«El primer día de la semana, de madrugada, las mujeres fueron al sepulcro llevando las aromas que hablan preparado. Encontraron corrida la piedra del sepulcro. Y, entrando, no encontraron el cuerpo del Señor Jesús. Mientras estaban desconcertadas por esto, se les presentaron dos hombres con vestidos refulgentes. Ellas, despavoridas, miraban al suelo, y ellos les dijeron: “Por qué buscáis entre los muertos al que vive? No está aquí. Ha resucitado. Acordaos de lo que os dijo estando todavía en Galilea: ‘El Hijo del hombre tiene que ser entregado en manos de pecadores, ser crucificado y al tercer día resucitar’”. Recordaron sus palabras, volvieron del sepulcro y anunciaron todo esto a los Once y a los demás. María Magdalena, Juana y María, la de Santiago, y sus compañeras contaban esto a los apóstoles. Ellos lo tomaron por un delirio y no las creyeron. Pedro se levantó y fue corriendo al sepulcro. Asomándose, vio solo las vendas por el suelo. Y se volvió admirándose de lo sucedido». (Lc 24, 1-12)
¿Quién nos removerá la piedra? Se preguntaban María Magdalena y la otra María, pues la piedra era enorme y se necesitaba la fuerza de varios hombres para mover la piedra del sepulcro donde había sido depositado el cuerpo de Jesús. Y fue un ángel del Señor el que removió la piedra para estas mujeres. A nosotros también nos pasa, a mí me pasa, que hay cosas que yo sola no puedo “remover”. Cuando te conoces un poco ves que hay losas que te aplastan y no te dejan respirar a pleno pulmón… La piedra a veces se hace apabullante, e inutiliza. Imposible en mis fuerzas remover la piedra de ese rencor, o esas incomprensiones que tanto me hacen sufrir, o ese pecado oculto que nadie conoce, solo Dios y yo.

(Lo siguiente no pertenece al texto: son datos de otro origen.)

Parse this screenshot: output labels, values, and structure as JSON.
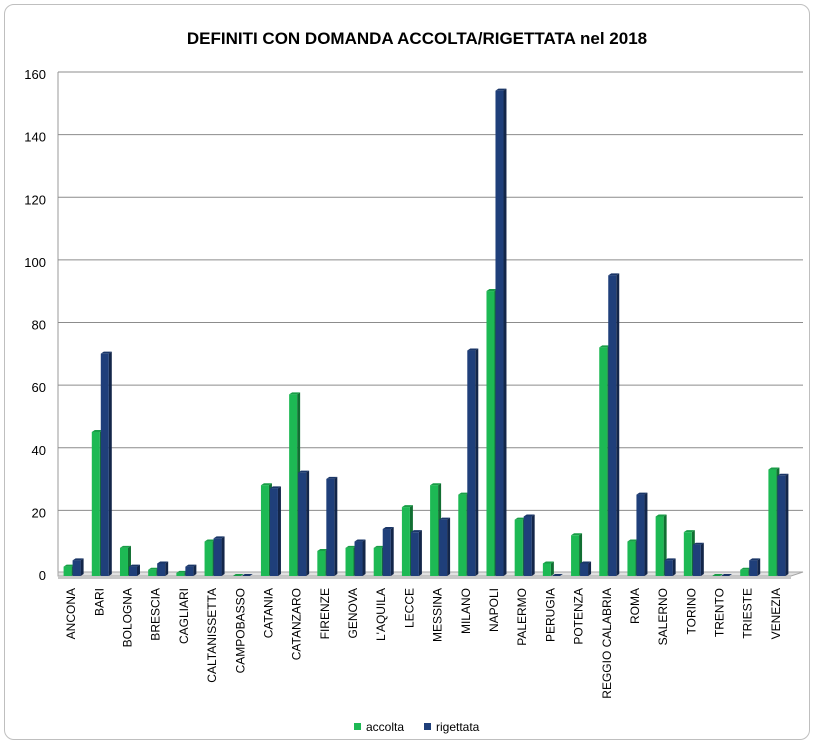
{
  "chart_data": {
    "type": "bar",
    "title": "DEFINITI CON DOMANDA ACCOLTA/RIGETTATA nel 2018",
    "categories": [
      "ANCONA",
      "BARI",
      "BOLOGNA",
      "BRESCIA",
      "CAGLIARI",
      "CALTANISSETTA",
      "CAMPOBASSO",
      "CATANIA",
      "CATANZARO",
      "FIRENZE",
      "GENOVA",
      "L'AQUILA",
      "LECCE",
      "MESSINA",
      "MILANO",
      "NAPOLI",
      "PALERMO",
      "PERUGIA",
      "POTENZA",
      "REGGIO CALABRIA",
      "ROMA",
      "SALERNO",
      "TORINO",
      "TRENTO",
      "TRIESTE",
      "VENEZIA"
    ],
    "series": [
      {
        "name": "accolta",
        "color": "#1db954",
        "values": [
          3,
          46,
          9,
          2,
          1,
          11,
          0,
          29,
          58,
          8,
          9,
          9,
          22,
          29,
          26,
          91,
          18,
          4,
          13,
          73,
          11,
          19,
          14,
          0,
          2,
          34
        ]
      },
      {
        "name": "rigettata",
        "color": "#1f3f7a",
        "values": [
          5,
          71,
          3,
          4,
          3,
          12,
          0,
          28,
          33,
          31,
          11,
          15,
          14,
          18,
          72,
          155,
          19,
          0,
          4,
          96,
          26,
          5,
          10,
          0,
          5,
          32
        ]
      }
    ],
    "ylim": [
      0,
      160
    ],
    "yticks": [
      0,
      20,
      40,
      60,
      80,
      100,
      120,
      140,
      160
    ],
    "grid": true,
    "legend_position": "bottom"
  }
}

Sí, tiene que venir el mismo Señor, el mismo Dios a remover esa piedra. «Hizo rodar la losa del sepulcro y se sentó en ella». Tiene poder para sacarme de ahí, de ese pozo en el que yo sola me he metido, pero del que no puedo salir sola.
Me resuenan ahora esos versos que dicen: “Yo mismo abriré vuestros sepulcros, pueblo mío, y os haré salir de vuestros sepulcros, y sabréis que yo soy el Señor”. ¡Abrid las puertas de vuestros sepulcros, pueblo mío y os iluminará el sol de justicia!, qué verdad es esta. Solo hay dejarse hacer, dar un pequeño —o gran— paso: el de someter la propia voluntad a los designios de Dios Padre, que nos conoce mejor que nosotros mismos.
Hay una frase que leí hace tiempo, de alguien, y que me gustó tanto que la tengo en la mesa de trabajo, y la leo cuando lo necesito —casi todos los días—, dice así: “Toda situación encuentra su esperanza en la piedra rodada y la tumba vacía”. Si esto se hace carne en nosotros, ¿quién contra nosotros? Toda nuestra vida será alabanza y bendición, incluso en medio del sufrimiento, porque la piedra ha sido rodada y la tumba estaba vacía, porque ¡el Señor está Resucitado!
¡Felicidades a todos! Porque el que estaba perdido (tú y yo) ha sido encontrado, y el que estaba muerto (tú y yo) ha vuelto a la Vida. ¡Felicidades a todos!, porque va delante de nosotros, nos precede y le encontramos en cada una de las “Galileas” que tenemos a nuestro alrededor. El Señor Jesús, que es fiel, nos sale al encuentro igual que a las santas mujeres, y pide por nosotros al Padre («Dios os guarde»). ¡Qué consuelo poder contar con su intercesión! No tengamos miedo, el miedo no es propio de los Hijos de Dios. Afrontemos la vida sabiendo que el Señor está con nosotros y nos acompaña siempre. “No habéis recibido el espíritu de Hijos, para recaer en el temor” nos dice san Pablo. Sí, somos Hijos de Dios y herederos del cielo, ¿qué mayor dignidad? Alegrémonos hermanos, porque sin merecerlo, hemos encontrado la piedra preciosa, Cristo Jesús.